売れないはずの日本で“大輪の遅咲き” ロゼワインが日本で売れなかったワケを推測

 「赤」と「白」のはざまで、「日本では売れない」との定説があったピンクのワイン「ロゼ」が突如売れ始めた。わが国のワイン消費のわずか0・3%という少なさは、逆に“潜在市場”の大きさを意味し、ロゼを主力商品に据えた専門店が大盛況だ。16日解禁のボージョレ・ヌーボーも今年はロゼの受注が急増とか。本格的な辛口、インスタ映えする美しさから、バラ色のボトルに次々と手が伸びる。(重松明子、写真も)

飲み比べ催事は毎回定員オーバー

 「圧巻!」。夥(おびただ)しいピンクのグラーデーションに女性客が声をあげた。
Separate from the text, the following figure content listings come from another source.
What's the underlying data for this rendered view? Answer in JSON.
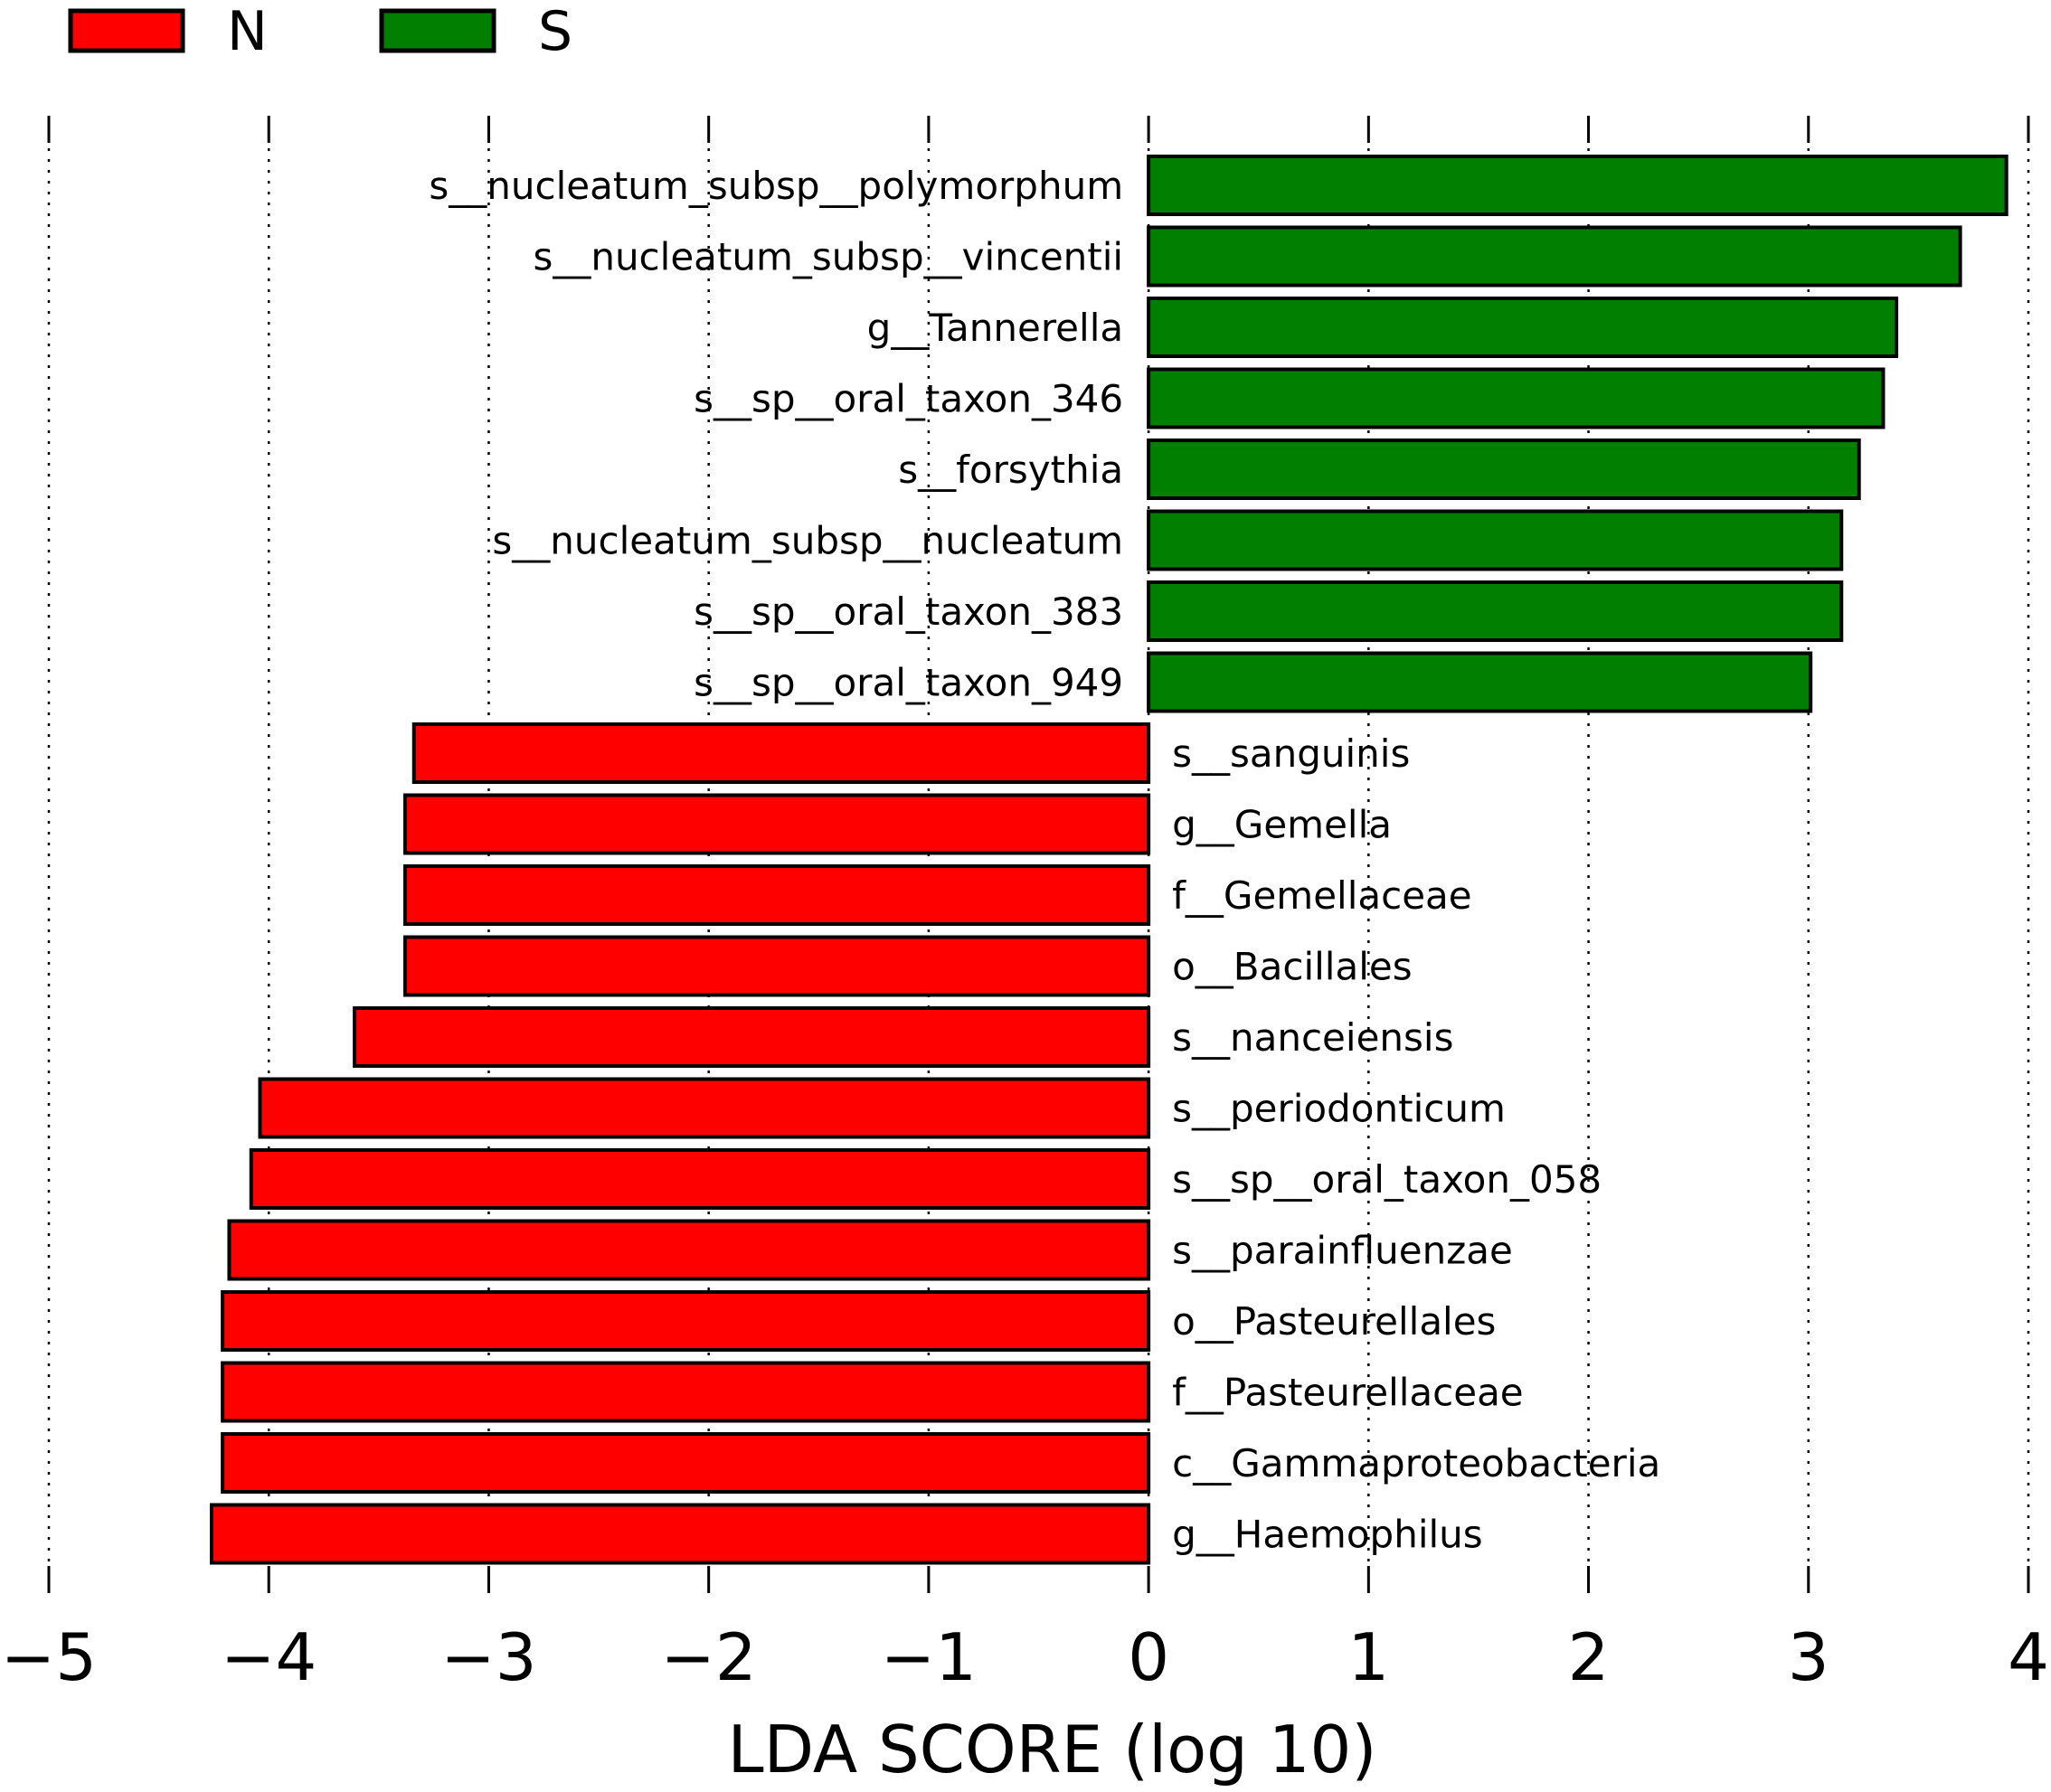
{
  "chart_data": {
    "type": "bar",
    "orientation": "horizontal",
    "xlabel": "LDA SCORE (log 10)",
    "xlim": [
      -5,
      4
    ],
    "xticks": [
      -5,
      -4,
      -3,
      -2,
      -1,
      0,
      1,
      2,
      3,
      4
    ],
    "xtick_labels": [
      "−5",
      "−4",
      "−3",
      "−2",
      "−1",
      "0",
      "1",
      "2",
      "3",
      "4"
    ],
    "grid": "vertical dotted",
    "legend": {
      "placement": "top-left",
      "entries": [
        {
          "name": "N",
          "color": "#ff0000"
        },
        {
          "name": "S",
          "color": "#007f00"
        }
      ]
    },
    "series": [
      {
        "name": "S",
        "color": "#007f00"
      },
      {
        "name": "N",
        "color": "#ff0000"
      }
    ],
    "bars": [
      {
        "label": "s__nucleatum_subsp__polymorphum",
        "value": 3.9,
        "group": "S"
      },
      {
        "label": "s__nucleatum_subsp__vincentii",
        "value": 3.69,
        "group": "S"
      },
      {
        "label": "g__Tannerella",
        "value": 3.4,
        "group": "S"
      },
      {
        "label": "s__sp__oral_taxon_346",
        "value": 3.34,
        "group": "S"
      },
      {
        "label": "s__forsythia",
        "value": 3.23,
        "group": "S"
      },
      {
        "label": "s__nucleatum_subsp__nucleatum",
        "value": 3.15,
        "group": "S"
      },
      {
        "label": "s__sp__oral_taxon_383",
        "value": 3.15,
        "group": "S"
      },
      {
        "label": "s__sp__oral_taxon_949",
        "value": 3.01,
        "group": "S"
      },
      {
        "label": "s__sanguinis",
        "value": -3.34,
        "group": "N"
      },
      {
        "label": "g__Gemella",
        "value": -3.38,
        "group": "N"
      },
      {
        "label": "f__Gemellaceae",
        "value": -3.38,
        "group": "N"
      },
      {
        "label": "o__Bacillales",
        "value": -3.38,
        "group": "N"
      },
      {
        "label": "s__nanceiensis",
        "value": -3.61,
        "group": "N"
      },
      {
        "label": "s__periodonticum",
        "value": -4.04,
        "group": "N"
      },
      {
        "label": "s__sp__oral_taxon_058",
        "value": -4.08,
        "group": "N"
      },
      {
        "label": "s__parainfluenzae",
        "value": -4.18,
        "group": "N"
      },
      {
        "label": "o__Pasteurellales",
        "value": -4.21,
        "group": "N"
      },
      {
        "label": "f__Pasteurellaceae",
        "value": -4.21,
        "group": "N"
      },
      {
        "label": "c__Gammaproteobacteria",
        "value": -4.21,
        "group": "N"
      },
      {
        "label": "g__Haemophilus",
        "value": -4.26,
        "group": "N"
      }
    ]
  }
}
東京都中央区のワインショップ「エノテカ GINZA SIX店」は今年4月のオープン以来、ロゼを「最注力商品」に据え、130種(ワイン全体は1600種)を売り場のセンターに陣取らせた。不安の船出も杞憂(きゆう)に終わり、販売本数比の約2割を占める収益の柱となっている。毎月1回週末の土日に開く飲み比べ催事「銀ロゼ」は、毎回定員50人をオーバーする盛況だ。濃淡10種のロゼから好きな2品と生ハム付きで1千円。

 「代表的なロゼの発酵・製法は赤と同じですが、色づいたところで絞り、果皮や種を除いて色を止め、さらに発酵・熟成させます」と籾山香奈子副店長。口に含むと白のようなフレッシュさとともに、赤に近い渋みやスパイシーさを持つものもあって面白い。